I know that for a fixed $n$, $$f(x)=\sum_{k=0}^n\frac{f^{(k)}(0)}{k!}\,x^k+o(x^n),$$ in a neighborhood of $0$, but a priori it won't be correct for $x$ too large (take for example the sinus or exponential, we have $$e^x=\sum_{k=0}^\infty \frac{x^k}{k!},$$ for all $x\in \mathbb R$, not only in a neighborhood of $O$. So why can we extend the formula to all $x\in\mathbb R$ ?
Ok, let forget $e^{-1/x^2}$. Consider for example $\sin(x)$. Why $$\sin(x)=\sum_{k=0}^\infty \frac{(-1)^{n+1}}{(2n)!}x^{2n},$$ for all $x\in\mathbb R$ whereas $$\sin(x)=\sum_{k=0}^n \frac{(-1)^{n+1}x^{2k}}{(2k)!}+o(x^{2n})$$ in a neighborhood of $0$ only.
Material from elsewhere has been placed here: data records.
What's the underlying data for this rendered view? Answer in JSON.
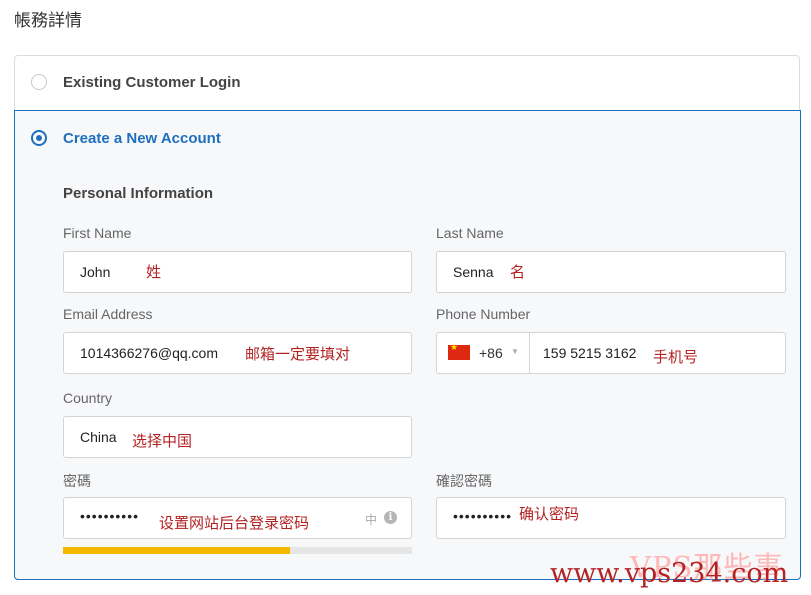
{
  "page": {
    "title": "帳務詳情"
  },
  "options": {
    "existing": {
      "label": "Existing Customer Login",
      "selected": false
    },
    "new": {
      "label": "Create a New Account",
      "selected": true
    }
  },
  "personal": {
    "heading": "Personal Information",
    "first_name": {
      "label": "First Name",
      "value": "John",
      "note": "姓"
    },
    "last_name": {
      "label": "Last Name",
      "value": "Senna",
      "note": "名"
    },
    "email": {
      "label": "Email Address",
      "value": "1014366276@qq.com",
      "note": "邮箱一定要填对"
    },
    "phone": {
      "label": "Phone Number",
      "dial_code": "+86",
      "flag": "china-flag-icon",
      "value": "159 5215 3162",
      "note": "手机号"
    },
    "country": {
      "label": "Country",
      "value": "China",
      "note": "选择中国"
    },
    "password": {
      "label": "密碼",
      "masked": "••••••••••",
      "note": "设置网站后台登录密码",
      "ime_indicator": "中",
      "strength": 0.65,
      "strength_color": "#f5b800"
    },
    "confirm_password": {
      "label": "確認密碼",
      "masked": "••••••••••",
      "note": "确认密码"
    }
  },
  "colors": {
    "accent": "#1e6fbe",
    "annotation": "#b32222"
  },
  "watermark": {
    "brand": "VPS那些事",
    "url": "www.vps234.com"
  }
}
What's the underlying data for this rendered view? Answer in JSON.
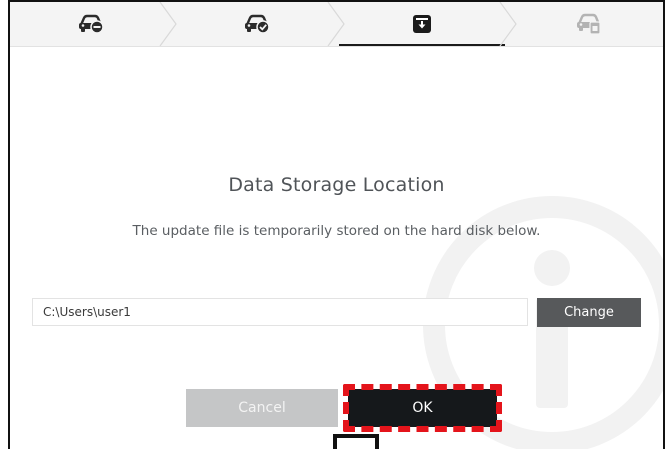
{
  "stepper": {
    "steps": [
      {
        "icon": "car-minus-icon",
        "state": "done"
      },
      {
        "icon": "car-check-icon",
        "state": "done"
      },
      {
        "icon": "download-box-icon",
        "state": "active"
      },
      {
        "icon": "car-device-icon",
        "state": "pending"
      }
    ]
  },
  "dialog": {
    "title": "Data Storage Location",
    "description": "The update file is temporarily stored on the hard disk below."
  },
  "storage": {
    "path_value": "C:\\Users\\user1",
    "change_label": "Change"
  },
  "actions": {
    "cancel_label": "Cancel",
    "ok_label": "OK"
  },
  "colors": {
    "header_bg": "#f4f4f4",
    "change_bg": "#57595b",
    "cancel_bg": "#c5c6c7",
    "ok_bg": "#15181b",
    "highlight": "#e4141b"
  }
}
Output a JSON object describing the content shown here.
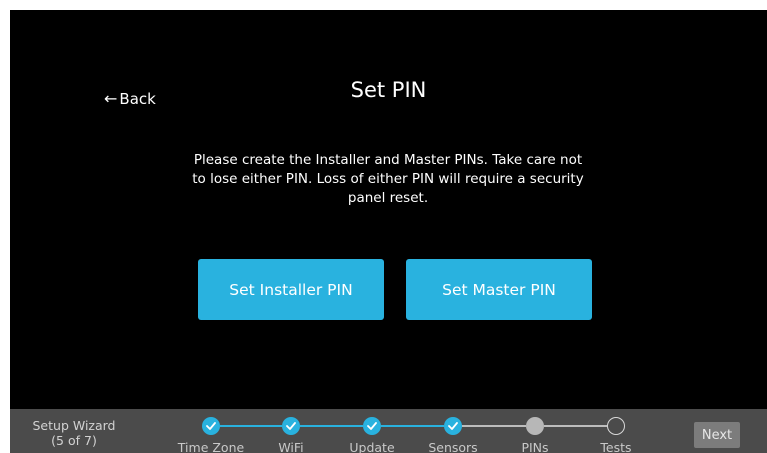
{
  "header": {
    "back_label": "Back",
    "title": "Set PIN"
  },
  "main": {
    "description": "Please create the Installer and Master PINs. Take care not to lose either PIN. Loss of either PIN will require a security panel reset.",
    "installer_button": "Set Installer PIN",
    "master_button": "Set Master PIN"
  },
  "footer": {
    "wizard_title": "Setup Wizard",
    "wizard_progress": "(5 of 7)",
    "steps": [
      {
        "label": "Time Zone",
        "state": "done"
      },
      {
        "label": "WiFi",
        "state": "done"
      },
      {
        "label": "Update",
        "state": "done"
      },
      {
        "label": "Sensors",
        "state": "done"
      },
      {
        "label": "PINs",
        "state": "current"
      },
      {
        "label": "Tests",
        "state": "todo"
      }
    ],
    "next_label": "Next"
  },
  "colors": {
    "accent": "#29b2df",
    "background": "#000000",
    "footer": "#4b4b4b",
    "step_current": "#b7b7b7",
    "next_button": "#7c7c7c"
  }
}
This is false. For example, if $f(x)=\exp(-1/x^2)$ for $x\neq 0$ and $f(0)=0$, then $f$ is $C^\infty$ with $f^{(k)}(0)=0$ for all $k$. In particular, $$\sum_{k=0}^\infty \frac{f^{(k)}(0)}{k!}\,x^k$$ converges for all $x$ since every term is $0$. However, it is not true that $$f(x)=\sum_{k=0}^\infty \frac{f^{(k)}(0)}{k!}\,x^k$$ for any $x$ besides $x=0$.
(It happens to be true for certain functions like $f(x)=e^x$, but you must prove it using particular properties of those functions. How you prove it in the case $f(x)=e^x$ depends on what your definition of $e^x$ is; often $e^x$ is simply defined to be $\sum\frac{1}{k!}x^k$ so it is true by definition.)